Myanmar’s Rohingya people continue to be stateless. The military junta has reiterated the pre-coup government’s Buddhist nationalist view that does not consider Rohingya people as one of Myanmar’s recognised ethnic groups. The same generals who led the surge of violence against Rohingya people are now leading the country. Even if the government gave express assurances of safety, these would not be believable coming from a junta that continues to violently suppress protesters.

We need the world to speak out and stand together with us. We want to go back home in peace!

MAUNG SAWYEDDOLLAH

If Rohingya people are to return to Myanmar, it must therefore be to a civilian-run country that recognises them as citizens and guarantees their rights. But there seems no quick end in prospect to Myanmar’s military rule. The danger – as with so many refugees around the world who get stuck in camps for year after year – is of Rohingya people staying in limbo, with host countries increasingly displaying compassion fatigue or outright hostility. This could lead to forced and unsafe repatriation, while funding dries up as multiple crises unfold around the world.

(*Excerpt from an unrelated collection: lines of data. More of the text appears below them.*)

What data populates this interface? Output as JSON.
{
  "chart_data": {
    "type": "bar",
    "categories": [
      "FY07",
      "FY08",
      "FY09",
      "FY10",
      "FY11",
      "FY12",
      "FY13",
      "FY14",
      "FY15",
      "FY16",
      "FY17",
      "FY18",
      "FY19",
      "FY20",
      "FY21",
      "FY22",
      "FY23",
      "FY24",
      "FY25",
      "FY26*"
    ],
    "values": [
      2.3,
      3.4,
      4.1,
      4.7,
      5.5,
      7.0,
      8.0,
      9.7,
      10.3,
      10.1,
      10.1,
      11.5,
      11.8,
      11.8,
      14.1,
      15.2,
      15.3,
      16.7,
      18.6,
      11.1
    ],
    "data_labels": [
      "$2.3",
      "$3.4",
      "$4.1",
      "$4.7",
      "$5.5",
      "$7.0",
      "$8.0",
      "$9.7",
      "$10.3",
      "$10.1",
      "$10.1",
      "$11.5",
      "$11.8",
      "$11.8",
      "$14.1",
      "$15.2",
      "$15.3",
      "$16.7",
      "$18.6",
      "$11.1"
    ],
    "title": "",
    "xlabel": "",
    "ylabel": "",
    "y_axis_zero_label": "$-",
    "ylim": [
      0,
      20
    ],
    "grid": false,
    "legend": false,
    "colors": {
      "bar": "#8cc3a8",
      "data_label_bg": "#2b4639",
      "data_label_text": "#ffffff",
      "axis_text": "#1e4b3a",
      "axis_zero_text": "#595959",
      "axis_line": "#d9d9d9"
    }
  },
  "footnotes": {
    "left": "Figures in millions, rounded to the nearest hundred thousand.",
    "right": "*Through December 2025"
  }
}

The clock is ticking. Rohingya people need durable solutions and meaningful action, and they need them now.

OUR CALLS FOR ACTION

  • Myanmar’s rulers must remove all discriminatory policies and repressive measures that marginalise Rohingya people and endanger their rights.
  • The Bangladeshi government should allow civil society to operate freely and refrain from restricting organising efforts by Rohingya people
  • International organisations should consult with Rohingya people and local civil society to help find long-term solutions to the crisis.